Defence lawyers protest at courthouses throughout Ireland

Padraig Conlon 02 May 2023

Junior and senior lawyers gathered outside courthouses around the country today to protest about the pitiful rates of pay paid to defence lawyers practicing in the District Court under the criminal legal aid scheme.

Barristers practicing in the District Court are paid €25.20 for a remand hearing, €50.40 for a plea in mitigation at a sentence hearing and €67.50 for a full trial hearing.

One of the organizers of the protest, Darren Lalor BL said:

“I believe that it is good for the administration of justice to have people from different backgrounds working as barristers in the criminal justice system.

“It is bad for the administration of justice to create an environment where only people with independent resources can survive in the profession.

“It is time to shout STOP! We must never sit back and become the face of failure – Stand up and be the face for change.”

Mr. William Morrin BL very recently left the Law Library and now refuses to accept briefs under the criminal legal aid scheme.

“I value the time and effort I have made to become a practicing barrister, but it appears no one else does,” he said.

“The sad realisation that I was only filling in the gaps of a dysfunctional system is a bitter pill to swallow.

“Like many, I was propping up the criminal legal aid scheme until more newly qualified barristers came in and took my place and the places of many who have struggled before.”

Ms.

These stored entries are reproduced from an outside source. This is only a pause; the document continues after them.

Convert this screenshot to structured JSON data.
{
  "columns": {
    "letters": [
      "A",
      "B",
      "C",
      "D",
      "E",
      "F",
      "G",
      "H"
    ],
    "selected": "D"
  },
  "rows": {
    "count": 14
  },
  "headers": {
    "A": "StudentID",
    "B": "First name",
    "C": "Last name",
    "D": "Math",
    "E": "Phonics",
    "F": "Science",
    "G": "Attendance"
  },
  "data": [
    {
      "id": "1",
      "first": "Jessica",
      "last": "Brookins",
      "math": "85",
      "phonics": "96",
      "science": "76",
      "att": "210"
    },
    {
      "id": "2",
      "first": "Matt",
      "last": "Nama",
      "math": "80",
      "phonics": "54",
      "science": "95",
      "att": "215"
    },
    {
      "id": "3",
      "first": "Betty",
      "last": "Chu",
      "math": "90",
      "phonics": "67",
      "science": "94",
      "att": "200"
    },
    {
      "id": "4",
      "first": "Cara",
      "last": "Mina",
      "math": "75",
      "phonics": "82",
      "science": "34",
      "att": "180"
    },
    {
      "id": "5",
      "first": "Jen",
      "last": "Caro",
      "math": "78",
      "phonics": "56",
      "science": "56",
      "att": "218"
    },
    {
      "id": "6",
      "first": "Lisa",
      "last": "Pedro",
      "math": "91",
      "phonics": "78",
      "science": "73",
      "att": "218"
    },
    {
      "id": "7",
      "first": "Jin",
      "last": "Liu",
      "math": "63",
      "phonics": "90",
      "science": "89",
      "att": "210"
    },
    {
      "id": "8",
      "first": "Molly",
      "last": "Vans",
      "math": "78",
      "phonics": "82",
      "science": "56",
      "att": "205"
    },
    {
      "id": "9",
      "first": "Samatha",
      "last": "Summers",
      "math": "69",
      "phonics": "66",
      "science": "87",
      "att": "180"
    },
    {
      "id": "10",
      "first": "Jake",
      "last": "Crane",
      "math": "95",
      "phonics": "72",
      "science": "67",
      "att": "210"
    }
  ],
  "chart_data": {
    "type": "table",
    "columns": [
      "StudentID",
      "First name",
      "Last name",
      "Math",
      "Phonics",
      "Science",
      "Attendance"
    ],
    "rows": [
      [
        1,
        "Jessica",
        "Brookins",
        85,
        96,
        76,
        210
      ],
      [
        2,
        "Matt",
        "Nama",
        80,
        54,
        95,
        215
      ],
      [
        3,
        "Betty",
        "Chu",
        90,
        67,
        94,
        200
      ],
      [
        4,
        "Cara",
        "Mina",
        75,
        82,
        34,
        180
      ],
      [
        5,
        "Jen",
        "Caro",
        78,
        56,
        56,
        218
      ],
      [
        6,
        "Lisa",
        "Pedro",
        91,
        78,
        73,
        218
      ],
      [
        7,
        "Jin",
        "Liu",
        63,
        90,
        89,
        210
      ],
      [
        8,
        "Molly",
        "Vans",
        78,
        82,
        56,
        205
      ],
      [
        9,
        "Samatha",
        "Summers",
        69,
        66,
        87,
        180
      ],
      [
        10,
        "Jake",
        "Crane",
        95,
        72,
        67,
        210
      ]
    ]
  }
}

Sinead Morrissey is a Barrister at Law candidate in the King’s Inns.

“I have worked so hard to get where I am, and I look forward to getting the Barrister at Law qualification,” she said.

“But to think my passion for practicing in criminal law has been pulled from under me by a broken system is soul destroying.

“My only hope of survival is in another area of law. I have a lot to contribute.”

Ms. Aine Holt BL was called to the Bar in 2022 and is nearing the end of her pupillage.

“It is unjust that cuts made to Criminal Legal Aid pay rates as a result of the financial crisis long ago remain in force and were not unwound in line with common practice,” she said.

“These cuts affect newly qualified barristers who cannot afford to stay in a system that fails to remunerate.

“The criminal justice system is skewed in favour of those with independent finances. It is unjust that a system of justice perpetuates injustice.”

The protest titled “A Celebration of Failure” was supported by a number of senior barristers who do not practice in the District Court. Mr. Luigi Rea BL is a criminal defence practitioner.

“Prosecution and legal aid defence fees are anchored to 2002 rates,” said Luigi Rea BL.

“Cuts made long ago have not been unwound despite economic recovery for some, alongside roaring and corrosive inflation for all.

“How can it be that a DOPEAR1 unit overruled two previous Ministers for Justice as to what fees should be paid to lawyers in serious criminal trials affecting victims and those wrongly accused.”

Mr. Feargal Kavanagh SC practices in the higher courts.

“There is a strong public interest to be served in a properly funded criminal defence system,” he said.

“The criminal legal aid system is not just about representing those who cannot afford to pay – it is about ensuring a fair, reliable, and effective system as required by law for identifying wrongdoers and upholding the rights of victims.

“The State is obliged to provide ‘effective’ legal aid to all those who qualify.

“The present rate of fees under the scheme were set in 2002 or thereabouts.

“To expect that the absence of any increase in rates since would not result in the undermining of the operation of the criminal law system is at best ignorant.

“A full review of the scheme is long overdue.

“Talented young barristers are being forced to leave the practice of criminal law as it is no longer a financially viable career path.

“In my view it is well past the time for barristers practicing criminal law to individually demonstrate that the scheme cannot operate without them and that without it the operation of the criminal courts is impossible.”

Mr. Michael O’Higgins SC also practices in the higher courts:

“Lawyers working in the District Court are providing a very important public service: this includes holding the authorities to account and upholding human and civil rights.

“This is part of the work at all levels in the criminal justice system. It is essential that this work be funded properly at all levels.”